Sunday, June 6, 2010

Grand Riviere and its turtles

At night, on the beach at Grand Riviere, if you’re lucky, while you’re staring out at the waves crashing, suddenly, out of the white fluff, a giant, dark beast will appear and start climbing toward you. With some imagination, it feels like a scary movie, maybe even a nightmare, as the beast, painfully slowly, ascends up the beach. You have time to move, but the beast is mesmerizing—the closest thing to a dinosaur you’ll see. But then, the beast ambles past you and you realize you were merely standing in the way of her prehistoric instincts.

Leatherback turtles are endangered—their numbers have declined rapidly in recent years. This is despite the fact that the moms lay about 40 ping-pong ball eggs at a time.

Every few years, they dig giant holes with giant flippers and then spend hours camouflaging to protect their young from trespassers before returning to the sea.

These turtles can swim about a mile straight down. Their shells are flexible enough to withstand the change in pressure, when many of their predators cannot survive it.

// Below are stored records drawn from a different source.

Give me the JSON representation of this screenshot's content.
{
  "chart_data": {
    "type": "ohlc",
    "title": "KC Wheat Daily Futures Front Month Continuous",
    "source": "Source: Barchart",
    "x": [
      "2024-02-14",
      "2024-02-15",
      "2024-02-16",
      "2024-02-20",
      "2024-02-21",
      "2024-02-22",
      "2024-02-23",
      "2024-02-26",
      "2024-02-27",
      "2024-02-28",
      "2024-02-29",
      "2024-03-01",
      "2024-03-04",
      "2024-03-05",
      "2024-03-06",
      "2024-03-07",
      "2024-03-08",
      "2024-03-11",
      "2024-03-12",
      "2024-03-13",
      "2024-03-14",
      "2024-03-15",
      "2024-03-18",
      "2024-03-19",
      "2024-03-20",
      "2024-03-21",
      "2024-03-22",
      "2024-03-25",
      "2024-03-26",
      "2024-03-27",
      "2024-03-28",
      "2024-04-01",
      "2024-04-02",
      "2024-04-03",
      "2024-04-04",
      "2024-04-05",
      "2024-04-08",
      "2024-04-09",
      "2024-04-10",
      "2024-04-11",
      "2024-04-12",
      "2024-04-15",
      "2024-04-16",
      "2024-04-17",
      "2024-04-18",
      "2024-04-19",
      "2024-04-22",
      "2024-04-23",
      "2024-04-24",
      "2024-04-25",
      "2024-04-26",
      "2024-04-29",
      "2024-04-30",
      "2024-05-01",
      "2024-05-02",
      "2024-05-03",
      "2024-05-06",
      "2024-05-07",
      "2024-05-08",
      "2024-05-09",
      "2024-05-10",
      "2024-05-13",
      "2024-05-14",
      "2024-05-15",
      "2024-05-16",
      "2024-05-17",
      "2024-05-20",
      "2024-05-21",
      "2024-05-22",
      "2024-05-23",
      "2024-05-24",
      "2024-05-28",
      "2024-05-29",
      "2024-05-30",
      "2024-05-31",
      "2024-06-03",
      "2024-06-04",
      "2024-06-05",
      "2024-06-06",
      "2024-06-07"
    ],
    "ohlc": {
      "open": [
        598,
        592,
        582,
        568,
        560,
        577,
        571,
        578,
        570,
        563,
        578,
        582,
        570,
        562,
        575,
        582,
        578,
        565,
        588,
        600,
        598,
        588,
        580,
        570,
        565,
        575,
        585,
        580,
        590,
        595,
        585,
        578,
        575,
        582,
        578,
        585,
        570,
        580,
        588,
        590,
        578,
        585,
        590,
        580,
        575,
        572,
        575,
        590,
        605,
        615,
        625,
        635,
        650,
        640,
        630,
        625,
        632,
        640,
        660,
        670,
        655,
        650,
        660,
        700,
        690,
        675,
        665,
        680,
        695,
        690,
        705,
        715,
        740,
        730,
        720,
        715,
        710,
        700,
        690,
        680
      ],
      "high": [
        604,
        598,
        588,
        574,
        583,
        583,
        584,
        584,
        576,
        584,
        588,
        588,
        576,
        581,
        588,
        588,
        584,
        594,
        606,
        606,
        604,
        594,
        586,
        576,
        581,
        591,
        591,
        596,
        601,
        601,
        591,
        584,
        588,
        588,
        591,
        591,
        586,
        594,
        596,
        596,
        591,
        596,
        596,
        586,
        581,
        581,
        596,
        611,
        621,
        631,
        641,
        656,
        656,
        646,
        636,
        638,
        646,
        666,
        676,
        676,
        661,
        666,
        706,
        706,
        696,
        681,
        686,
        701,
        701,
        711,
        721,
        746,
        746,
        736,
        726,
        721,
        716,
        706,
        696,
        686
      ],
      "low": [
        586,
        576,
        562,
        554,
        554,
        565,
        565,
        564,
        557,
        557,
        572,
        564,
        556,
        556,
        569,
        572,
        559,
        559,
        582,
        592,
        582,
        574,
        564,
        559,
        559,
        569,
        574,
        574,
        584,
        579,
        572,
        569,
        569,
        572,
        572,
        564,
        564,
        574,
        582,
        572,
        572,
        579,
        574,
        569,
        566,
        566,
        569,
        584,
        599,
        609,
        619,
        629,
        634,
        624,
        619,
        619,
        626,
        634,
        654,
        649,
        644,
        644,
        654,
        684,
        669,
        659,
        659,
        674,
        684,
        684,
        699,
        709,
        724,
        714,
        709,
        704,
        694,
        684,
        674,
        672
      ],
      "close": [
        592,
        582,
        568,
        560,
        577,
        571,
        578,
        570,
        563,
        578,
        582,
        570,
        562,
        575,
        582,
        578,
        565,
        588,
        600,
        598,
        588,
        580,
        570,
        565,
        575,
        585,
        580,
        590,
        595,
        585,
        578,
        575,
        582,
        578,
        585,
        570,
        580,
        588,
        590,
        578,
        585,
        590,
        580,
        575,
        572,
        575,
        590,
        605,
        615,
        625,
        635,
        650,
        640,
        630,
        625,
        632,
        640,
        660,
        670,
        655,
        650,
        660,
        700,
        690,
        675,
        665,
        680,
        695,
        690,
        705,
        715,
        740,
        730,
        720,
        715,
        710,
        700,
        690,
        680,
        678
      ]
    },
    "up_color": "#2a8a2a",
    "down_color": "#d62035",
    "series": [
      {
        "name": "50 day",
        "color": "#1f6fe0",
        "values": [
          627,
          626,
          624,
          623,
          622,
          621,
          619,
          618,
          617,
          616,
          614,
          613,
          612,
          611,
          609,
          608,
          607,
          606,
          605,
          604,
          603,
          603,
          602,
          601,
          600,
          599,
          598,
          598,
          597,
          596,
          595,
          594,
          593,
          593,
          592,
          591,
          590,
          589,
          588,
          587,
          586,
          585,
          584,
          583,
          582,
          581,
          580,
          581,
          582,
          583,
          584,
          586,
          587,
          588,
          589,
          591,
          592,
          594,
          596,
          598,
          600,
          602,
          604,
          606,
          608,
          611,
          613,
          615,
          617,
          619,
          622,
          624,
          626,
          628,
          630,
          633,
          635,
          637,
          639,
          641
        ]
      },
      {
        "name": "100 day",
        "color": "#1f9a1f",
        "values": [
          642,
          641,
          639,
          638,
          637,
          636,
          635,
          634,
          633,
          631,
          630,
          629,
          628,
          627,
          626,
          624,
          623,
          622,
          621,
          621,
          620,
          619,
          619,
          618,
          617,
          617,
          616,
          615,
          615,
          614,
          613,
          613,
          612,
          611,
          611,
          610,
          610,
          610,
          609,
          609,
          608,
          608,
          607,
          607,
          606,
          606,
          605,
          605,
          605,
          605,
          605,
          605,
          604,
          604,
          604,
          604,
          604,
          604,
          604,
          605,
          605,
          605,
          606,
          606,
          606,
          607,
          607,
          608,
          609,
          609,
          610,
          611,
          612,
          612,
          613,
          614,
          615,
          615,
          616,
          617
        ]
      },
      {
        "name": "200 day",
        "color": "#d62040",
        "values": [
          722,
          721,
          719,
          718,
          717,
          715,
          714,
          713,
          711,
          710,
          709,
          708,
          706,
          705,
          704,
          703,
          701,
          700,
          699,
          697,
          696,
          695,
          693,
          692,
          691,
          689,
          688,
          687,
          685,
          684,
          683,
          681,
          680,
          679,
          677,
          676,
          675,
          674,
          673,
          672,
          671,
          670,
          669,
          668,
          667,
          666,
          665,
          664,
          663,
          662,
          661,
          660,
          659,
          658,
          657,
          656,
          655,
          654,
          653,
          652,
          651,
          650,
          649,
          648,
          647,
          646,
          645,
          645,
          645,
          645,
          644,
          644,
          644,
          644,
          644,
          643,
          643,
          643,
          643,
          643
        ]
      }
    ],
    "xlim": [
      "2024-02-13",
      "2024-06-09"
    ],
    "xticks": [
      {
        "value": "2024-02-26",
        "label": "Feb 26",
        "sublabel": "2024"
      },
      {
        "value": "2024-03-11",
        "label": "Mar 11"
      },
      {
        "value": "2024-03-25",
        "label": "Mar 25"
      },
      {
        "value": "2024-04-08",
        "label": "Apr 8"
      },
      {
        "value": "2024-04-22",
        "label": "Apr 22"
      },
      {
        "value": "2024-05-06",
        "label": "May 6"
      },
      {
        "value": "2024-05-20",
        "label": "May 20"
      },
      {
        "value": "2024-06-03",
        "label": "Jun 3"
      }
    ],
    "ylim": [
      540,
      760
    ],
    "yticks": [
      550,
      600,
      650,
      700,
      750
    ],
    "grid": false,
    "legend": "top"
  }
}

They also return to the same place where they were born to lay their own eggs, about thirty years later. (Last August we went to Matura to see the babies!) The biggest ones have about a ten foot diameter while average ones are about six.

The drive there is long, but beautiful.
We stayed at a cute little hotel right on the water that provided knowledgeable guides to tell us about the turtles while not disturbing them. (These pictures are our friend Tom’s, since this was mere hours after we’d finished the 20 mile hike and standing, not photographing, was my priority.)